An East Texas Baptist University student’s research work was featured this week in a statewide showcase viewed by both the public and Texas legislators, in an effort to highlight the importance of undergraduate research work.

ETBU junior biology major Cameron Castles, whose emphasis is in human biology and is minoring in chemistry, has his research project featured in the Independent Colleges and Universities of Texas (ICUT) and the Council of Public University Presidents and Chancellors’ (CPUPC) Undergraduate Research Day, featured virtually online today.

Castles’ project is one of only about 60 projects featured from undergraduate students from 47 private and public universities across the state.

Hosted each biennium by ICUT and CPUPC, higher education institutions across Texas have the opportunity to showcase the research experiences of their undergraduate students in an effort to highlight how undergraduate students’ research positively impacts the state and its residents.

This year’s “Research Day” theme is, “Transforming Texas Through Undergraduate Research.”

Projects are available for view online in poster format that includes the research title, poster, and a brief description. Visitors can view the projects by visiting this link: cpupc.org/ugrd/

“Texas legislators are interested in providing students with solid baccalaureate educational opportunities—including research opportunities,” CPUPC’s Rissa McGuire said. “This event provides the perfect forum to showcase current student research.”

Castles’ project is titled, “Interaction between co-occurring populations of raccoons (Procyon lotor) and Virginia opossums (Didelphis virginiana) in an urban system,” and is part of a larger study investigating the dynamics of a medium-sized mammalian community.

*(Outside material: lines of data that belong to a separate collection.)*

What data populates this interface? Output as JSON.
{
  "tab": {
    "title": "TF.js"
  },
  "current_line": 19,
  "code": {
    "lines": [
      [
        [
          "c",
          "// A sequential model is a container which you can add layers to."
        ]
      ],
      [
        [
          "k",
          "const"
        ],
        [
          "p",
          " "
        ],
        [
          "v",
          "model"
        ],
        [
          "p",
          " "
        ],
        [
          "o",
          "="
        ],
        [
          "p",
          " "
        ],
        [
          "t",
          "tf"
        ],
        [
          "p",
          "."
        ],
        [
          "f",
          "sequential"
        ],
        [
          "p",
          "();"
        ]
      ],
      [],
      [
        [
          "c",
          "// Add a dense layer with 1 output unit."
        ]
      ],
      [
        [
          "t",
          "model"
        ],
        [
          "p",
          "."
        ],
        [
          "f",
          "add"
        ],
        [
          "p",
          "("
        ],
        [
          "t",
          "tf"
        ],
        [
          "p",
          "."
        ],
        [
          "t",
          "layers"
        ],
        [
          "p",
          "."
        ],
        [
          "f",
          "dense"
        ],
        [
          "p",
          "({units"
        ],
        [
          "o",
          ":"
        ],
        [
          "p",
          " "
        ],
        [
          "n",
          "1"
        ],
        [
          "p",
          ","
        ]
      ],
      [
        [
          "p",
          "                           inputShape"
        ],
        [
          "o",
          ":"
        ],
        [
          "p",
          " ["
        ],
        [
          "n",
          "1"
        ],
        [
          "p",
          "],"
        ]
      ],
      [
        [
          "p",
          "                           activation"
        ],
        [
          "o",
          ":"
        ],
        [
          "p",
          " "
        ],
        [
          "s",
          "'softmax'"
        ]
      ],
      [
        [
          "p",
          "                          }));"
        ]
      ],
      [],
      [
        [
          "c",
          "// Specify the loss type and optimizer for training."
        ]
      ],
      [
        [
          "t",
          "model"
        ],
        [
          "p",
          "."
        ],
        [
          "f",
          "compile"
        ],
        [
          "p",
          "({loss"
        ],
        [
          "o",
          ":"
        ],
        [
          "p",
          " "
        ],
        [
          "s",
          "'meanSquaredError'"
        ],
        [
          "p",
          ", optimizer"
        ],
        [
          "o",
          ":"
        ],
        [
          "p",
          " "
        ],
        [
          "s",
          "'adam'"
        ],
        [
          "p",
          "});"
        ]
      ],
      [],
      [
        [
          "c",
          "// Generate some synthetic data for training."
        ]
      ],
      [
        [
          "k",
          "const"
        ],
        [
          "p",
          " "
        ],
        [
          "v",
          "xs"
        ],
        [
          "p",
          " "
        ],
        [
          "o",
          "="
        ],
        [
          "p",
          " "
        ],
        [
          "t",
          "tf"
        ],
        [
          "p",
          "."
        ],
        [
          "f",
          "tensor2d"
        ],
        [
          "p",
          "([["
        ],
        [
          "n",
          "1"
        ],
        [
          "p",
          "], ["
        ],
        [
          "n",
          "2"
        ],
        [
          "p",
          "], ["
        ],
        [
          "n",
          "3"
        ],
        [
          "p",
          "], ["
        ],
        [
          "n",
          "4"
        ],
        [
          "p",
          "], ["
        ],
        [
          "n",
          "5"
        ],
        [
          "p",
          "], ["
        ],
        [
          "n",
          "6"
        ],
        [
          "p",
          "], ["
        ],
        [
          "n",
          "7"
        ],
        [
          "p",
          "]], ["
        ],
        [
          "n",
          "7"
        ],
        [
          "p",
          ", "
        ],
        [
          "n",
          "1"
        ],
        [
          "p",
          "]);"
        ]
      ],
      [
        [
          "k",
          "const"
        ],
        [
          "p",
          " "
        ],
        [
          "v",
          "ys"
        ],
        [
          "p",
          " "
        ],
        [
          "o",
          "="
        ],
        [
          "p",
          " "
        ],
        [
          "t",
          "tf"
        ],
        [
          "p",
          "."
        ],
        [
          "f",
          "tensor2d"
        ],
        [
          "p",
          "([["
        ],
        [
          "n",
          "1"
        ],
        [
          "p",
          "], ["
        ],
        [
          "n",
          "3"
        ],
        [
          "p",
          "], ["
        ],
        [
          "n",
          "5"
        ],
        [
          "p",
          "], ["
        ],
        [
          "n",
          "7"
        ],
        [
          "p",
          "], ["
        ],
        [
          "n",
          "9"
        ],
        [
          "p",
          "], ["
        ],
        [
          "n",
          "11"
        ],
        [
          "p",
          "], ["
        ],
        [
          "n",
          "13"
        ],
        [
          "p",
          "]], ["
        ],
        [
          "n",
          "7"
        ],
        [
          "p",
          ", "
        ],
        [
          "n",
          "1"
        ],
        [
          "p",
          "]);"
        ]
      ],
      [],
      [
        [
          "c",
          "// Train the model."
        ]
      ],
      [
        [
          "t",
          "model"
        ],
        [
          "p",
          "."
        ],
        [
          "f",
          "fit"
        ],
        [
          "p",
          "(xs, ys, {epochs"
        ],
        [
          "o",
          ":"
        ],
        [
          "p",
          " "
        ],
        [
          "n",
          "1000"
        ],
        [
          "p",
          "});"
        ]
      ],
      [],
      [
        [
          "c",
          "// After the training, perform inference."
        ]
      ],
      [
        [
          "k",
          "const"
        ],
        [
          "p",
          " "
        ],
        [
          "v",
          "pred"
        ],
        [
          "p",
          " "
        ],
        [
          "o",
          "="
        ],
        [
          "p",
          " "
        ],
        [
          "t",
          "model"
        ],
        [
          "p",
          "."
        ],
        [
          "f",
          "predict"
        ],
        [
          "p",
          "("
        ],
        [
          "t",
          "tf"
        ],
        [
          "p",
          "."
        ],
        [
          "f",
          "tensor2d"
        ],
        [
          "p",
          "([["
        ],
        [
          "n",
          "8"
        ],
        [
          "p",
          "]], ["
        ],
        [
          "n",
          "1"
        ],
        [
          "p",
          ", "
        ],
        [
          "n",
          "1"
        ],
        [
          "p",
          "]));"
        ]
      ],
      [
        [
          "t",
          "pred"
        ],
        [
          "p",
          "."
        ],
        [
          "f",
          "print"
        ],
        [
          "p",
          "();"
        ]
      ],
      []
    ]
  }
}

Castles — supervised by Dr. Troy Ladine, ETBU Professor of Biology in the School of Natural and Social Sciences — set up his study site at the Environmental Studies Area of ETBU, just north of the university’s soccer field. Previous studies produced mixed results on interaction between the two mammals because mark-recapture methods were used. Instead, Castles used trail cameras, allowing for a more detailed investigation time which shed more light on the amount of interaction between the racoons and opossums.

“The fact I have been allowed to present this research through the ICUT Undergraduate Research Day event has been both humbling and beneficial,” Castles said. “This opportunity has allowed me to order and present my project in a way that is more interactive than standard publication, and it has made me look at the data from a different and unique perspective. I consider myself very privileged to conduct this research as an undergraduate student. I have benefited greatly from the opportunities ETBU has given me to develop the understanding that comes through the first-hand experience of collecting and interpreting scientific data. I’ve come to more fully appreciate the principles of scientific study through directly applying them in this research project in unique ways.”

In his project description, Castles wrote that racoons and Virginia opossums have a large niche overlap. The trail cameras were used beginning in October of 2014 and the research showed the “raccoons are more active near permanent water sources and areas with higher canopy cover,” Castles wrote in his study.

“The Virginia opossum is more active near roads and areas with higher understory cover,” he wrote. “Thus, our study indicates some niche separation based on habitat use. Daily, 24-hr, activity for both species is primarily nocturnal. Although, there is some separation with the Virginia opossum being more active around midnight and the raccoon exhibiting a peak just prior to sunrise and a smaller increase in activity just after sunset.”

Ladine said he was proud to have Castles’ project selected for the showcase.

“It is an honor to offer opportunities like this to my ETBU students,” Ladine said. “Research gives an opportunity to think critically about material that is generally not offered in the classroom. Students that do research at the undergraduate level receive a deeper understanding of the subject that goes beyond the research in which they are involved. With this increase in critical thinking, students are able to improve themselves beyond what most students think possible of themselves. To be involved in research that sets students on the path to their future vocational calling is just one of the reasons I love to work at ETBU.”